The official manufacturing Purchasing Manager’s Index (PMI) is expected to slip to 50.2 in August from 50.4 in July, a fifth month of slowing growth, according to the median forecast of 33 economists polled by Reuters. A reading above 50 indicates expansion from the previous month.
“With slowing growth momentum and dovish signals (from China’s central bank) we expect more easing, but still at a measured pace as policymakers eye headwinds in 2022.”
To bolster the economy, the People’s Bank of China (PBOC) in mid-July cut the amount of cash banks must hold as reserves, releasing around 1 trillion yuan ($6.47 trillion) in long-term liquidity.
Many analysts expect another cut later in the year.
China’s latest coronavirus outbreaks appear to have been largely brought under control, with zero locally transmitted cases reported on Aug 29., for the second day in a row.
But it spurred authorities across the country to impose counter-epidemic measures including mass testing for millions of people as well as travel restrictions of varying degrees and port shutdowns.

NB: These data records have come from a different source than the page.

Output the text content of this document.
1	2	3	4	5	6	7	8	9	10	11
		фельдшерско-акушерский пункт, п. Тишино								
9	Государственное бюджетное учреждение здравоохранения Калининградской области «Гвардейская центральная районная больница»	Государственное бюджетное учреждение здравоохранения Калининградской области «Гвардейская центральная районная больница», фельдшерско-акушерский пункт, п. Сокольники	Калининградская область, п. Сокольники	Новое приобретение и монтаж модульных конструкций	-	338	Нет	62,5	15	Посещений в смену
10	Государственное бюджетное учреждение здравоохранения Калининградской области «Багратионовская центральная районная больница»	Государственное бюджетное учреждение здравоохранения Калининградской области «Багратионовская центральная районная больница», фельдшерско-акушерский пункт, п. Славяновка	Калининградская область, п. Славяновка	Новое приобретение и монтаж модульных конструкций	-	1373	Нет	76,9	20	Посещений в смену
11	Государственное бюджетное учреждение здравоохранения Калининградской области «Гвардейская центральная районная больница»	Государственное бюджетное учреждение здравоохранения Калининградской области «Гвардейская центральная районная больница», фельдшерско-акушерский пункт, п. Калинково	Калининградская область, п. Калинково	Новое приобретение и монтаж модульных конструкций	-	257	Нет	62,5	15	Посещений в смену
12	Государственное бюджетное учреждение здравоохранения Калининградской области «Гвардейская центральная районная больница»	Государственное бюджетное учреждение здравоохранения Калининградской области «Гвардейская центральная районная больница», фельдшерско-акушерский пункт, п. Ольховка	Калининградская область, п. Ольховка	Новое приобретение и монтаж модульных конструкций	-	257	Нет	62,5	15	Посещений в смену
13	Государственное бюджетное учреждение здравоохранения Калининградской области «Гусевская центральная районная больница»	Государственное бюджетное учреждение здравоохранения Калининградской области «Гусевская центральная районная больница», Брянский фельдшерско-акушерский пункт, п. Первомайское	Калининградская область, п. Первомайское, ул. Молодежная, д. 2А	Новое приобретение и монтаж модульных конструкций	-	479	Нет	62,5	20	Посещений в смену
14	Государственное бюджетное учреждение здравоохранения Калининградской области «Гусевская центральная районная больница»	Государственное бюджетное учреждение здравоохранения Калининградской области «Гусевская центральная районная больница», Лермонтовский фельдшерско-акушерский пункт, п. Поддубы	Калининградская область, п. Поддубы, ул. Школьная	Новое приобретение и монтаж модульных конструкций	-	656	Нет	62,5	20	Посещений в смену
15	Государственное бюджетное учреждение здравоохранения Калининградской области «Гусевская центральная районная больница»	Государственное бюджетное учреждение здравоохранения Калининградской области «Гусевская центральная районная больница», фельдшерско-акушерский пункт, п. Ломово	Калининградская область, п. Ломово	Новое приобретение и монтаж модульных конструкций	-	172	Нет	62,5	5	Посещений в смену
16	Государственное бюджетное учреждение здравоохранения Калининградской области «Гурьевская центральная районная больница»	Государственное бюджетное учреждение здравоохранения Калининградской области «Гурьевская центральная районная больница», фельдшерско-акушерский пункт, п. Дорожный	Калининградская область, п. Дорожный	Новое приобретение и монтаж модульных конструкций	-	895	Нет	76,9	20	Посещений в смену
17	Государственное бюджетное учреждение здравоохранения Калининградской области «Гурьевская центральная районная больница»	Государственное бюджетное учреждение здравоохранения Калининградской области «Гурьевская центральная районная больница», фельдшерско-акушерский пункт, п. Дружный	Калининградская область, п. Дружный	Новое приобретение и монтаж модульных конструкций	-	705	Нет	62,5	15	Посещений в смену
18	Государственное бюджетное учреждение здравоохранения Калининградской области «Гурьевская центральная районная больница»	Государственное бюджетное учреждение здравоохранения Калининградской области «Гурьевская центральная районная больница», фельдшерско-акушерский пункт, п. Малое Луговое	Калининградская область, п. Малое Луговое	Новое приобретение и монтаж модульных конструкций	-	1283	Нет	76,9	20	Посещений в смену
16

Higher raw material prices, especially of metals and semiconductors, have also pressured profits. Earnings at China’s industrial firms in July slowed for the fifth straight month.
The official PMI, which largely focuses on big and state-owned firms, and its sister survey on the services sector, will both be released on Tuesday.
The private Caixin manufacturing PMI will be published on Wednesday. Analysts expect the headline reading will slip to 50.2 from July’s 50.3.